# Linear ordering of all subsets of size k

I was wondering if there is an obvious way to 'name' the $${n \choose k}$$ subsets of size $$k$$ of the integers from $$1$$ to $$n$$. So I am looking for a bijection from the subsets of $$\{1,\ldots, n\}$$ into $$\{1, \ldots, {n \choose k}\}$$ that can be computed in $$O(1)$$ at best.

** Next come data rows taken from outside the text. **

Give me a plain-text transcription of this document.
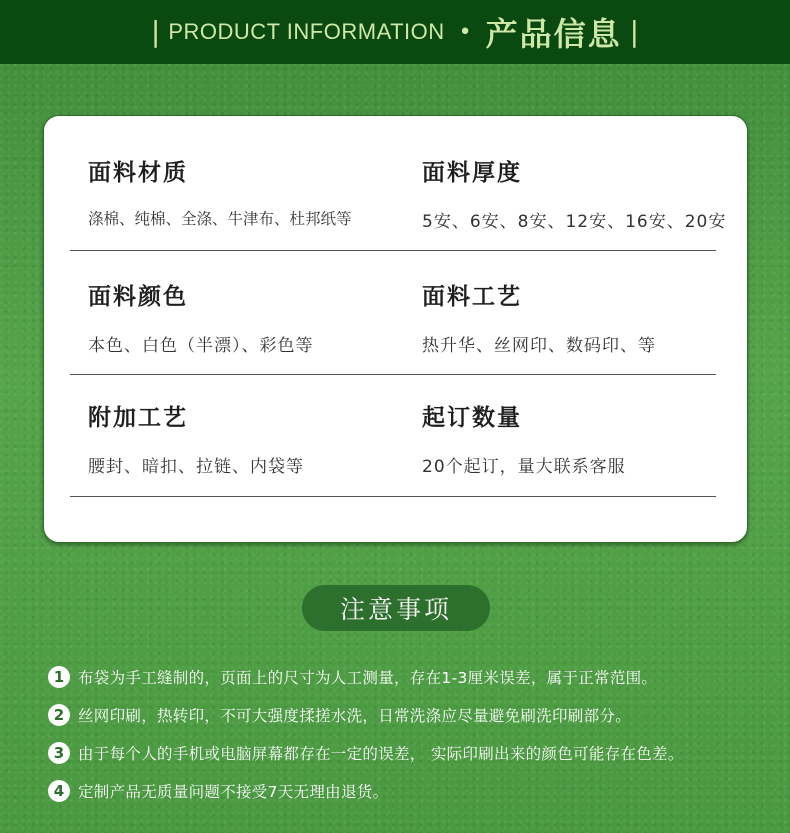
| PRODUCT INFORMATION • 产品信息 |
面料材质
涤棉、纯棉、全涤、牛津布、杜邦纸等
面料厚度
5安、6安、8安、12安、16安、20安
面料颜色
本色、白色（半漂）、彩色等
面料工艺
热升华、丝网印、数码印、等
附加工艺
腰封、暗扣、拉链、内袋等
起订数量
20个起订，量大联系客服
注意事项
1 布袋为手工缝制的，页面上的尺寸为人工测量，存在1-3厘米误差，属于正常范围。
2 丝网印刷，热转印，不可大强度揉搓水洗，日常洗涤应尽量避免刷洗印刷部分。
3 由于每个人的手机或电脑屏幕都存在一定的误差， 实际印刷出来的颜色可能存在色差。
4 定制产品无质量问题不接受7天无理由退货。
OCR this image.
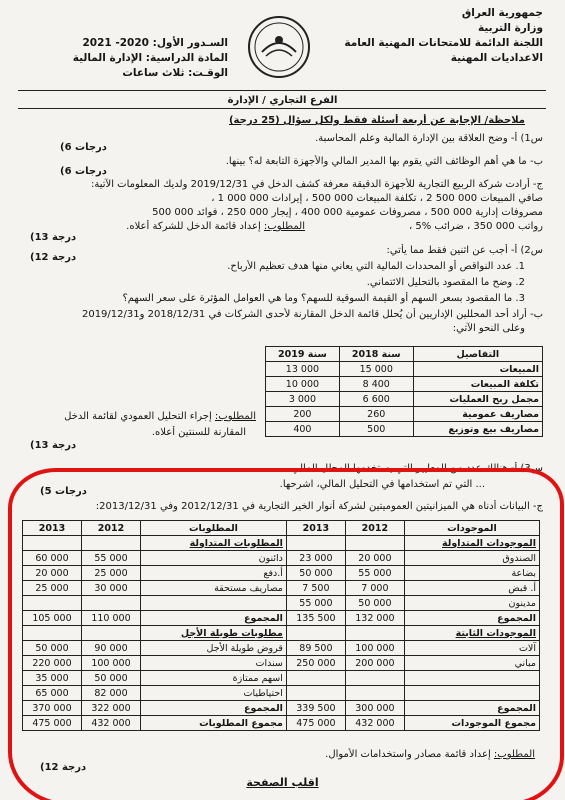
جمهورية العراق
وزارة التربية
اللجنة الدائمة للامتحانات المهنية العامة
الاعداديات المهنية
السـدور الأول: 2020- 2021
المادة الدراسية: الإدارة المالية
الوقـت: ثلاث ساعات
الفرع التجاري / الإدارة
ملاحظة/ الإجابة عن أربعة أسئلة فقط ولكل سؤال (25 درجة)
س1) أ- وضح العلاقة بين الإدارة المالية وعلم المحاسبة.
(6 درجات
ب- ما هي أهم الوظائف التي يقوم بها المدير المالي والأجهزة التابعة له؟ بينها.
(6 درجات
ج- أرادت شركة الربيع التجارية للأجهزة الدقيقة معرفة كشف الدخل في 2019/12/31 ولديك المعلومات الآتية:
صافي المبيعات 000 500 2 ، تكلفة المبيعات 000 500 ، إيرادات 000 000 1 ،
مصروفات إدارية 000 500 ، مصروفات عمومية 000 400 ، إيجار 000 250 ، فوائد 000 500
رواتب 000 350 ، ضرائب %5 ،
المطلوب: إعداد قائمة الدخل للشركة أعلاه.
(13 درجة
س2) أ- أجب عن اثنين فقط مما يأتي:
(12 درجة
1. عدد النواقص أو المحددات المالية التي يعاني منها هدف تعظيم الأرباح.
2. وضح ما المقصود بالتحليل الائتماني.
3. ما المقصود بسعر السهم أو القيمة السوقية للسهم؟ وما هي العوامل المؤثرة على سعر السهم؟
ب- أراد أحد المحللين الإداريين أن يُحلل قائمة الدخل المقارنة لأحدى الشركات في 2018/12/31 و2019/12/31
وعلى النحو الآتي:
التفاصيل	سنة 2018	سنة 2019
المبيعات	15 000	13 000
تكلفة المبيعات	8 400	10 000
مجمل ربح العمليات	6 600	3 000
مصاريف عمومية	260	200
مصاريف بيع وتوزيع	500	400
المطلوب: إجراء التحليل العمودي لقائمة الدخل
المقارنة للسنتين أعلاه.
(13 درجة
س3) أ- هنالك عدد من المعايير التي يستخدمها المحلل المالي ...
... التي تم استخدامها في التحليل المالي، اشرحها.
(5 درجات
ج- البيانات أدناه هي الميزانيتين العموميتين لشركة أنوار الخير التجارية في 2012/12/31 وفي 2013/12/31:
الموجودات	2012	2013	المطلوبات	2012	2013
الموجودات المتداولة			المطلوبات المتداولة		
الصندوق	20 000	23 000	دائنون	55 000	60 000
بضاعة	55 000	50 000	أ.دفع	25 000	20 000
أ. قبض	7 000	7 500	مصاريف مستحقة	30 000	25 000
مدينون	50 000	55 000			
المجموع	132 000	135 500	المجموع	110 000	105 000
الموجودات الثابتة			مطلوبات طويلة الأجل		
آلات	100 000	89 500	قروض طويلة الأجل	90 000	50 000
مباني	200 000	250 000	سندات	100 000	220 000
			اسهم ممتازة	50 000	35 000
			احتياطيات	82 000	65 000
المجموع	300 000	339 500	المجموع	322 000	370 000
مجموع الموجودات	432 000	475 000	مجموع المطلوبات	432 000	475 000
المطلوب: إعداد قائمة مصادر واستخدامات الأموال.
(12 درجة
اقلب الصفحة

The most trivial way for this would be to use a tree where each leaf node corresponds to such a subset but then I have to save the entire tree and each lookup will cost more than $$O(1)$$. We could also totally order those subsets such that $$\{1, 2, 3\}$$ would be the smallest subset for $$k=3$$ and $$\{n, n-1, n-2\}$$ the largest one and then use the number of smaller/equal subsets in this ordering as our index. I tried to come up with a closed form solution and it ended in some gnarly sums of binomial coefficients.

So maybe there is a well known solution to this problem and somebody could give me a reference?

## 1 Answer

The bijection you are looking for is known as a combinatorial number system. A great further resource is Knuth's TAOCP.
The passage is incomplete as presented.